Audry s’est incrusté dans une maison inconnue pour sauver sa peau. Peu de temps après, Francis arrive. Les deux amis d’infortune ne tardent pas à oublier leur sort commun pour se chamailler sur la sempiternelle question de l’identité. Audry semble ne pas douter de l’ethnie de Francis, « c’est Kamenge ici, territoire des hutu. »

Peu de temps après, les deux protagonistes se traitent de tous les noms : les hutus sont des sauvages, lourds et primitifs ; les tutsis sont mesquins rancuniers et faux. Les hutus sont voleurs, menteurs et tricheurs ; les tutsis prétentieux, arrogants et complexés.

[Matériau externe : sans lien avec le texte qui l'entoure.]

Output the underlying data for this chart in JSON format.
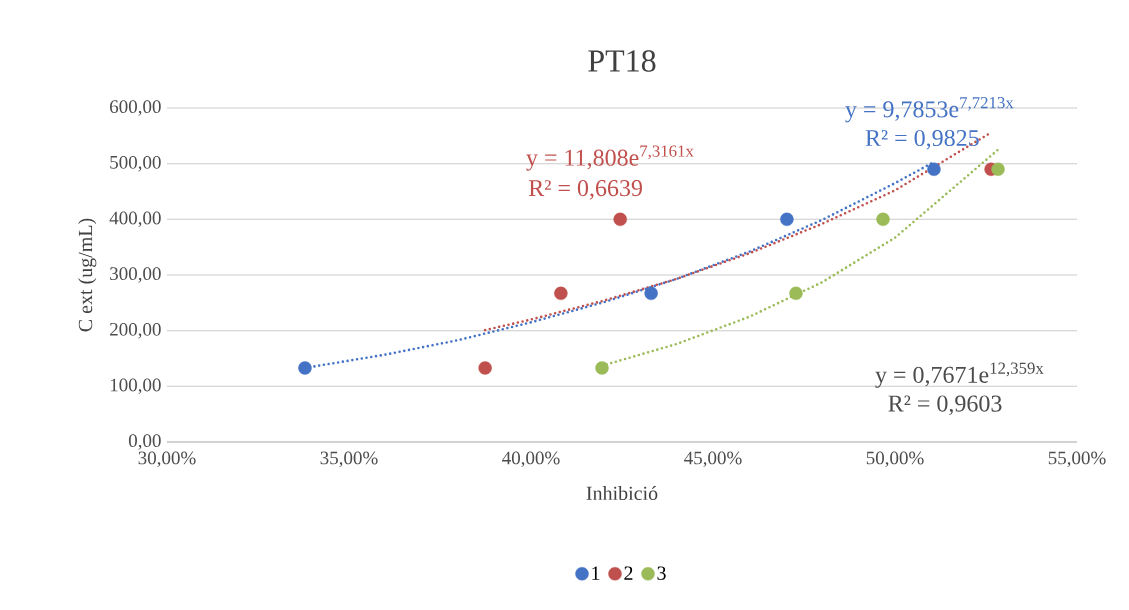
{
  "chart_data": {
    "type": "scatter",
    "title": "PT18",
    "xlabel": "Inhibició",
    "ylabel": "C ext (ug/mL)",
    "xlim": [
      30,
      55
    ],
    "ylim": [
      0,
      600
    ],
    "xticks": [
      {
        "value": 30,
        "label": "30,00%"
      },
      {
        "value": 35,
        "label": "35,00%"
      },
      {
        "value": 40,
        "label": "40,00%"
      },
      {
        "value": 45,
        "label": "45,00%"
      },
      {
        "value": 50,
        "label": "50,00%"
      },
      {
        "value": 55,
        "label": "55,00%"
      }
    ],
    "yticks": [
      {
        "value": 0,
        "label": "0,00"
      },
      {
        "value": 100,
        "label": "100,00"
      },
      {
        "value": 200,
        "label": "200,00"
      },
      {
        "value": 300,
        "label": "300,00"
      },
      {
        "value": 400,
        "label": "400,00"
      },
      {
        "value": 500,
        "label": "500,00"
      },
      {
        "value": 600,
        "label": "600,00"
      }
    ],
    "grid": "y",
    "legend": "bottom",
    "series": [
      {
        "name": "1",
        "marker": "circle",
        "color": "#4472c4",
        "x": [
          33.79,
          43.3,
          47.03,
          51.07
        ],
        "values": [
          133,
          267,
          400,
          490
        ]
      },
      {
        "name": "2",
        "marker": "circle",
        "color": "#c0504d",
        "x": [
          38.74,
          40.82,
          42.45,
          52.64
        ],
        "values": [
          133,
          267,
          400,
          490
        ]
      },
      {
        "name": "3",
        "marker": "circle",
        "color": "#9bbb59",
        "x": [
          41.95,
          47.28,
          49.67,
          52.83
        ],
        "values": [
          133,
          267,
          400,
          490
        ]
      },
      {
        "type": "line",
        "marker": "none",
        "line_style": "dotted",
        "color": "#4472c4",
        "x": [
          33.79,
          36,
          38,
          40,
          42,
          44,
          46,
          48,
          50,
          51.07
        ],
        "values": [
          133,
          157,
          183,
          215,
          251,
          293,
          342,
          399,
          465,
          503
        ]
      },
      {
        "type": "line",
        "marker": "none",
        "line_style": "dotted",
        "color": "#c0504d",
        "x": [
          38.74,
          40,
          42,
          44,
          46,
          48,
          50,
          52.64
        ],
        "values": [
          201,
          220,
          254,
          293,
          339,
          392,
          452,
          556
        ]
      },
      {
        "type": "line",
        "marker": "none",
        "line_style": "dotted",
        "color": "#9bbb59",
        "x": [
          41.95,
          44,
          46,
          48,
          50,
          52.83
        ],
        "values": [
          137,
          176,
          225,
          287,
          367,
          525
        ]
      }
    ],
    "annotations": [
      "y = 9,7853e$^{7,7213x}$",
      "R² = 0,9825",
      "y = 11,808e$^{7,3161x}$",
      "R² = 0,6639",
      "y = 0,7671e$^{12,359x}$",
      "R² = 0,9603"
    ]
  }
}
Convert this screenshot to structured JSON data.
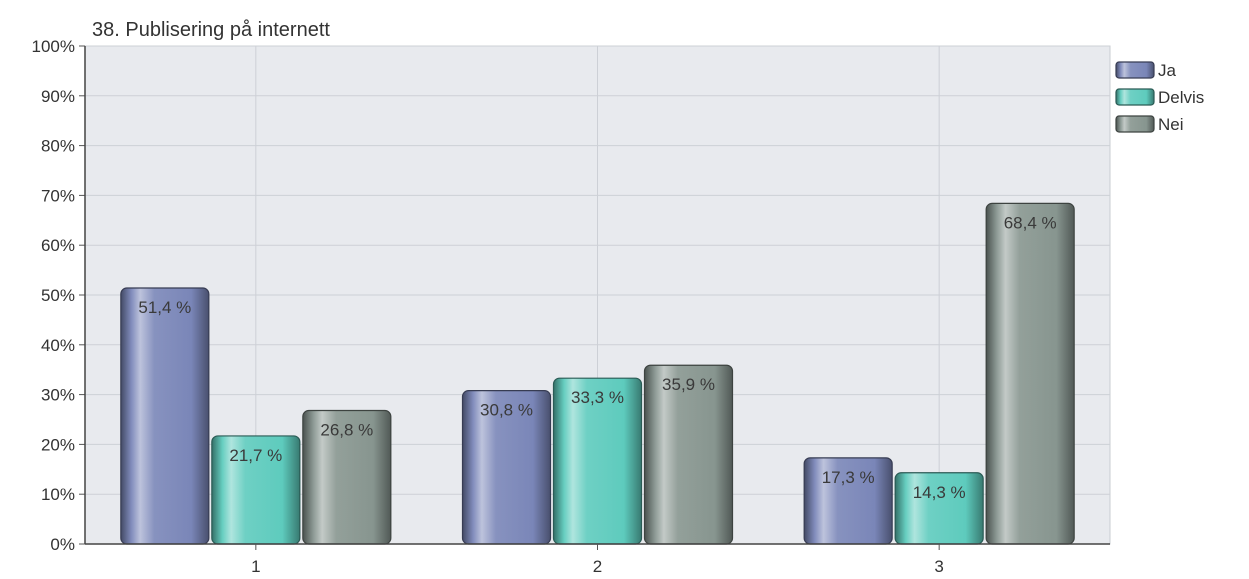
{
  "chart_data": {
    "type": "bar",
    "title": "38. Publisering på internett",
    "xlabel": "",
    "ylabel": "",
    "categories": [
      "1",
      "2",
      "3"
    ],
    "series": [
      {
        "name": "Ja",
        "values": [
          51.4,
          30.8,
          17.3
        ],
        "labels": [
          "51,4 %",
          "30,8 %",
          "17,3 %"
        ],
        "color": "#7a86b8"
      },
      {
        "name": "Delvis",
        "values": [
          21.7,
          33.3,
          14.3
        ],
        "labels": [
          "21,7 %",
          "33,3 %",
          "14,3 %"
        ],
        "color": "#5ecbbd"
      },
      {
        "name": "Nei",
        "values": [
          26.8,
          35.9,
          68.4
        ],
        "labels": [
          "26,8 %",
          "35,9 %",
          "68,4 %"
        ],
        "color": "#87958f"
      }
    ],
    "ylim": [
      0,
      100
    ],
    "yticks": [
      "0%",
      "10%",
      "20%",
      "30%",
      "40%",
      "50%",
      "60%",
      "70%",
      "80%",
      "90%",
      "100%"
    ],
    "grid": true,
    "legend_position": "right",
    "plot_background": "#e8eaee"
  }
}
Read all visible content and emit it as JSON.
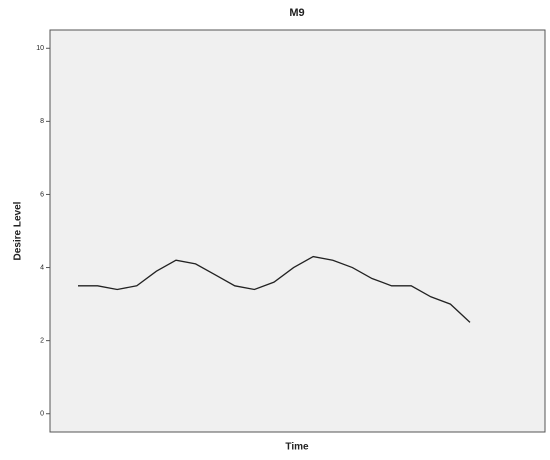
{
  "chart_data": {
    "type": "line",
    "title": "M9",
    "x_label": "Time",
    "y_label": "Desire Level",
    "categories": [
      null,
      null,
      null,
      null,
      null,
      null,
      null,
      null,
      null,
      null,
      null,
      null,
      null,
      null,
      null,
      null,
      null,
      null,
      null,
      null,
      null
    ],
    "series": [
      {
        "color": "#222222",
        "values": [
          3.5,
          3.5,
          3.4,
          3.5,
          3.9,
          4.2,
          4.1,
          3.8,
          3.5,
          3.4,
          3.6,
          4.0,
          4.3,
          4.2,
          4.0,
          3.7,
          3.5,
          3.5,
          3.2,
          3.0,
          2.5
        ]
      }
    ],
    "ylim": [
      -0.5,
      10.5
    ],
    "yticks": [
      0,
      2,
      4,
      6,
      8,
      10
    ]
  }
}
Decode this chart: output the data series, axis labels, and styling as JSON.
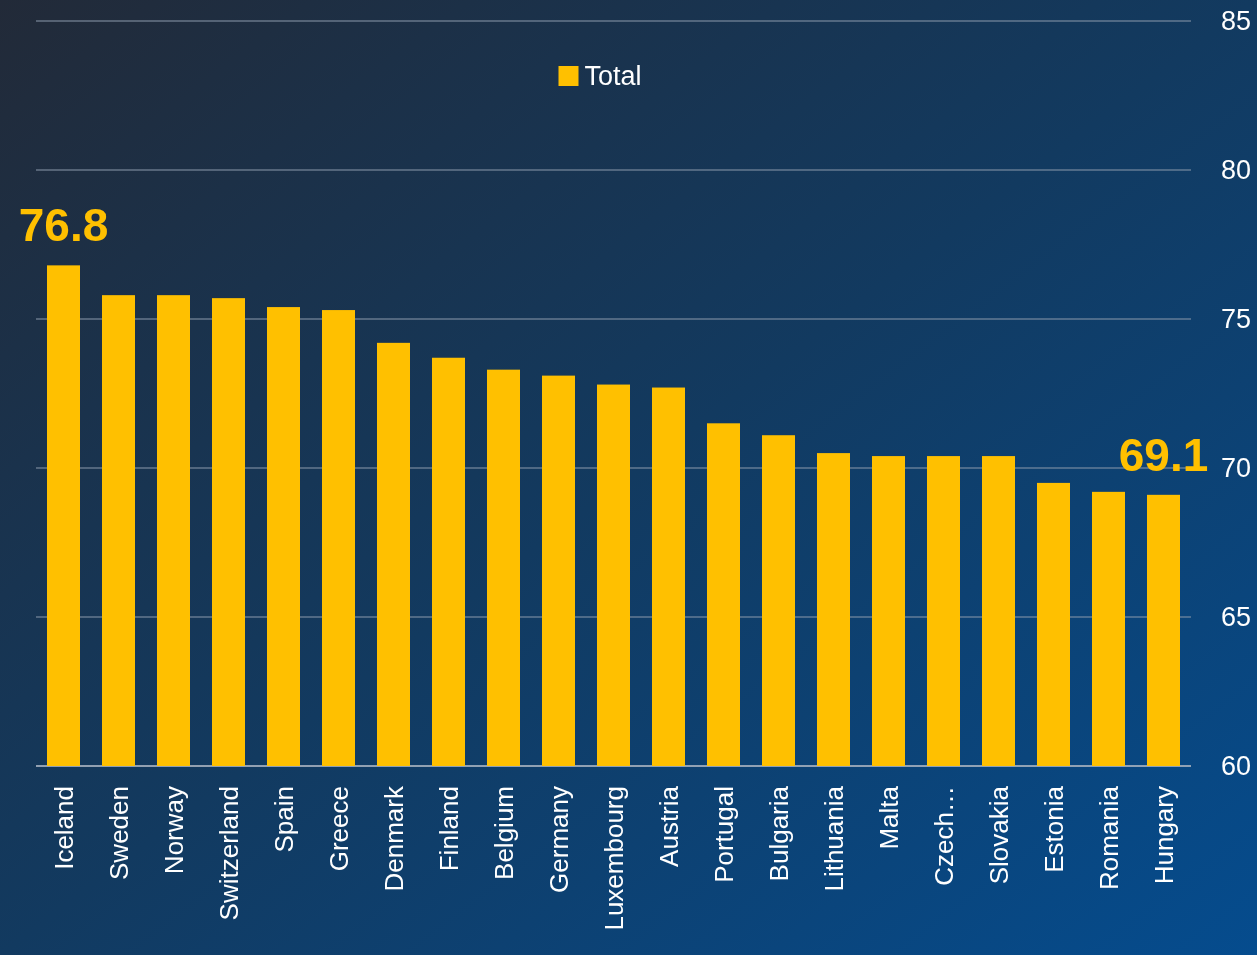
{
  "chart_data": {
    "type": "bar",
    "categories": [
      "Iceland",
      "Sweden",
      "Norway",
      "Switzerland",
      "Spain",
      "Greece",
      "Denmark",
      "Finland",
      "Belgium",
      "Germany",
      "Luxembourg",
      "Austria",
      "Portugal",
      "Bulgaria",
      "Lithuania",
      "Malta",
      "Czech…",
      "Slovakia",
      "Estonia",
      "Romania",
      "Hungary"
    ],
    "series": [
      {
        "name": "Total",
        "color": "#ffc000",
        "values": [
          76.8,
          75.8,
          75.8,
          75.7,
          75.4,
          75.3,
          74.2,
          73.7,
          73.3,
          73.1,
          72.8,
          72.7,
          71.5,
          71.1,
          70.5,
          70.4,
          70.4,
          70.4,
          69.5,
          69.2,
          69.1
        ],
        "value_labels": [
          "76.8",
          null,
          null,
          null,
          null,
          null,
          null,
          null,
          null,
          null,
          null,
          null,
          null,
          null,
          null,
          null,
          null,
          null,
          null,
          null,
          "69.1"
        ]
      }
    ],
    "ylim": [
      60,
      85
    ],
    "yticks": [
      60,
      65,
      70,
      75,
      80,
      85
    ],
    "grid": "y",
    "legend": "top"
  }
}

Ce que la pièce dit de nous

Senegambi, le twa rentre chez lui et trouve deux énergumènes terrés chez lui. Ils le prennent pour un fuyard et lui lancent la question, comme pour savoir si c’est un frère. « Tu es de quelle ethnie ? ». Une question révélatrice : la fiction ethniste nous a fait croire qu’Untel est un frère, un des nôtres, à partir du moment où il est de notre ethnie.

La petite maison de Kamenge est un Burundi miniature. Ce n’est pas que là où l’on entendra que les dates sombres de notre histoire sont cités à coups de « en 1972 vous nous avez fait ceci, en 1993 vous nous avez fait cela. »

Ce qui se passe dans cette maisonnette est une allégorie de nos réactions épidermiques quand le spectre des ethnies et leur baromètre pointent : le nez. Les crépitements d’armes qui sont à l’origine de la débandade décrite dans la pièce n’ont été causés qu’après une scène de ménage, plus précisément une histoire de c**, d’un certain Arthur qui a une liaison adultère avec sa voisine, « une belle petite qui remue bien les fesses. ». Sa femme, l’imposante Bella (elle fait ses 100 kilos) ne digère pas cette perfidie. Ayant surpris son mari en pleine partie de jambes en l’air, le mastodonte tire avec son revolver. La détonation suffit pour réveiller les vieux démons. Une telle ethnie attaque, il faut que l’autre soit aux aguets.

Au fil de la pièce, Audry et Francis découvriront une réalité renversante : le jeune tutsi est amoureux de Nadine, la sœur de Francis. S’il est à Kamenge, c’est pour rendre visite à la famille de sa dulcinée. Ils ne manquent pas de se rire de la méprise, ce que l’on devait d’ailleurs faire souvent face à la grande histoire mâtinée du duel hutu-tutsi qui est souvent prise à contre pied par la petite, plus nuancée.